I recently ordered a few items online. Normal, right? We do this all the time. As it turned out, what should have been a swift and easy process wound up the opposite: there was an error on the retailer’s side/with my order and it needed to be resolved as soon as possible. But what happened instead was a week-long debacle of zero communication and accountability. The result? A canceled order. A lost sale. The retailer could have easily saved my business had it not neglected to communicate with me. It was that simple.
So, what’s the connection to recruiting? This got me thinking about how the candidate feels when recruiters and organizations fail to reach out after an application, interview, or any communication for that matter. It leaves a bad taste in the candidate’s mouth, and for good reason.
Let’s change that. Recruiters, always remember:
1. Respond to everyone who applies.
Most recruiters have access to an ATS system, so use the automatic responder when an applicant submits a resume. Even though the email is likely the standard “thanks for your application, we’ll reach out to you if you’re a good fit…” it’s still something. Acknowledge the candidate, and you’ll see that it goes a long way.

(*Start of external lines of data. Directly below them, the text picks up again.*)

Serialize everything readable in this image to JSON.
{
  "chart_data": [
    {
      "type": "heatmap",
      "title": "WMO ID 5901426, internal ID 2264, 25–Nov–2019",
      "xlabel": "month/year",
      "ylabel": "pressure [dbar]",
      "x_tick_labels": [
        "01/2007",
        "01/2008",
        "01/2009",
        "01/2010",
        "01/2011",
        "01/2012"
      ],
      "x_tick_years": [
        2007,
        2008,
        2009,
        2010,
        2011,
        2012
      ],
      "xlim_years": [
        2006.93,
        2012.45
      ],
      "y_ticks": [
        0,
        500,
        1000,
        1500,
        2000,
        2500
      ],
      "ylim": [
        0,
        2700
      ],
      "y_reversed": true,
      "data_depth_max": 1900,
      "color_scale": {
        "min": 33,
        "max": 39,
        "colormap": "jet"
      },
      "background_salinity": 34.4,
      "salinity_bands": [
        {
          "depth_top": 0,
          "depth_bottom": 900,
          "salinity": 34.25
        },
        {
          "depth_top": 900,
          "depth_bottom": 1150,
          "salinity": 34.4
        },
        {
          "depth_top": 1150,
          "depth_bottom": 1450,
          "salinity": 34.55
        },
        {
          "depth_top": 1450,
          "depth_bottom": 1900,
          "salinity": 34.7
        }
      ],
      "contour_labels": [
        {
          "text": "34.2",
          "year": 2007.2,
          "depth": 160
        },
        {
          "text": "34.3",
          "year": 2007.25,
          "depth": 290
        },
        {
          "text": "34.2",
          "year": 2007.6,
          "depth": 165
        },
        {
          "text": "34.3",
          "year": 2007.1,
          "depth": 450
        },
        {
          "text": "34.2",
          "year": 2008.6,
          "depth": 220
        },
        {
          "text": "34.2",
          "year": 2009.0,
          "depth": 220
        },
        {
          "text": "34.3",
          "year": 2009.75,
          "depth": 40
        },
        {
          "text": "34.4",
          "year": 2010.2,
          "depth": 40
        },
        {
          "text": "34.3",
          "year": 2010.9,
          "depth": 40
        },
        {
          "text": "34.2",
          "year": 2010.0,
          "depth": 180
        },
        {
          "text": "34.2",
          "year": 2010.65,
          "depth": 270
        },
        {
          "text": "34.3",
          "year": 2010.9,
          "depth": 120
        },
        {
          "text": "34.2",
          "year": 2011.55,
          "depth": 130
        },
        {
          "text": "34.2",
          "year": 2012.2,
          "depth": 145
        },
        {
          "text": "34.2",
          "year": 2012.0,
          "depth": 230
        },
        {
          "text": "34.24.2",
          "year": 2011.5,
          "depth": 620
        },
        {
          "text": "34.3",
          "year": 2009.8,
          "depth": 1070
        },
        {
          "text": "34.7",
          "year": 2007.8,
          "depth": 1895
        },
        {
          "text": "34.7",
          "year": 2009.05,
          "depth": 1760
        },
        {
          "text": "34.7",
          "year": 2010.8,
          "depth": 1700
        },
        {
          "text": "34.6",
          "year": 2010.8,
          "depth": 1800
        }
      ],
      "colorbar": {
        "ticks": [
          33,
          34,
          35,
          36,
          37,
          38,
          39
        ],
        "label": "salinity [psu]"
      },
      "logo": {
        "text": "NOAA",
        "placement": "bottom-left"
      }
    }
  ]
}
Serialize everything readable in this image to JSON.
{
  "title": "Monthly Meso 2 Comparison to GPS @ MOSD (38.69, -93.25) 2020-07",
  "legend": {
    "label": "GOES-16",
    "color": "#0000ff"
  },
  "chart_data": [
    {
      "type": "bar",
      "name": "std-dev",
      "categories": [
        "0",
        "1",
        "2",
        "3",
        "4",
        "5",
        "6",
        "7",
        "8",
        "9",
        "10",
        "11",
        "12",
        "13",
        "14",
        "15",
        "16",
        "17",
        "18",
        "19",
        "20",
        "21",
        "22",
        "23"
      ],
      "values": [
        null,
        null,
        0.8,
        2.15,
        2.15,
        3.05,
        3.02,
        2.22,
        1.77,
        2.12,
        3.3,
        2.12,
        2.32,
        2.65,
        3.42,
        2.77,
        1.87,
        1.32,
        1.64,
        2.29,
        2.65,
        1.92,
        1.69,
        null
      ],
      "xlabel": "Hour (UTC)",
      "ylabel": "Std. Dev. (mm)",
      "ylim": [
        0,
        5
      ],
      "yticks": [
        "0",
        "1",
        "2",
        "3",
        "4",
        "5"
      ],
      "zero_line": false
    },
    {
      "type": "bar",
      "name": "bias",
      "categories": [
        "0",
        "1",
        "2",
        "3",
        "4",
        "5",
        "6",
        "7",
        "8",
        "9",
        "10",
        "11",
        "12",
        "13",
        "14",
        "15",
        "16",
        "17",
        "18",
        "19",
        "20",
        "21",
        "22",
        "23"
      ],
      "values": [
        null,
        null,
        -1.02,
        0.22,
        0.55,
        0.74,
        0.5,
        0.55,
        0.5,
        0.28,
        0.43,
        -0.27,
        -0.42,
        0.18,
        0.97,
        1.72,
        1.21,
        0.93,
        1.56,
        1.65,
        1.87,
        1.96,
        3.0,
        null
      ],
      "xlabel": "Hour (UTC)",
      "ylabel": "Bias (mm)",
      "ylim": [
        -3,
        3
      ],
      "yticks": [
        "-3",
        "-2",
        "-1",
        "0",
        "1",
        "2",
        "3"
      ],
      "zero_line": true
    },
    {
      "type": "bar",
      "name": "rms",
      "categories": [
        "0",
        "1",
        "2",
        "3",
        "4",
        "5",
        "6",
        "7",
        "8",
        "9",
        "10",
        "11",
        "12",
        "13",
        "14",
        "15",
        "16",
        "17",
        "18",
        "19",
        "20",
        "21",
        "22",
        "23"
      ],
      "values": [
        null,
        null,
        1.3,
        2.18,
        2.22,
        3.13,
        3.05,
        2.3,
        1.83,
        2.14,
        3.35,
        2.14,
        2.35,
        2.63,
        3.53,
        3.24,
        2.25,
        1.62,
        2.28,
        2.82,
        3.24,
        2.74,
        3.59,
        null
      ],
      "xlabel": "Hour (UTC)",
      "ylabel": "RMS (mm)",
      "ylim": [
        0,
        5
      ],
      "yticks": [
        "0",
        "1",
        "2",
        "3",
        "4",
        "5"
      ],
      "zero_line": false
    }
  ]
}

2. Give feedback after an interview.
Honest feedback should be given to the candidate quickly. One of the worst things a candidate has to endure is sitting and waiting to hear back. Don’t put them through that! They’re already looking for a new job and are likely under stress as it is. It’s your responsibility to track down the hiring leader to find answers. And this is true even if the answer is a “no” to the candidate. A “no” is better than the black hole of not knowing.
3. Reach back out to the candidate even if he isn’t the right fit.
Forget “we’ve decided to go with another candidate, but will keep your resume on file…” emails and make the communication personal. Automated responders are great for that initial acknowledgment but go the extra mile. Connect with the candidate on LinkedIn. Send some more resources to aid in their job hunt.
3. Leverage new technology.
Chatbots and/or online schedulers can save you loads of back-and-forth calls and emails. And since they save you time, you can focus on improving the part of candidate experience that actually requires a human.
No matter what you do, just remember that if your candidate feels like they’re stuck in the black hole, it has a negative impact on the brand, employer, and it just further fuels the negative stigma around the recruiting industry.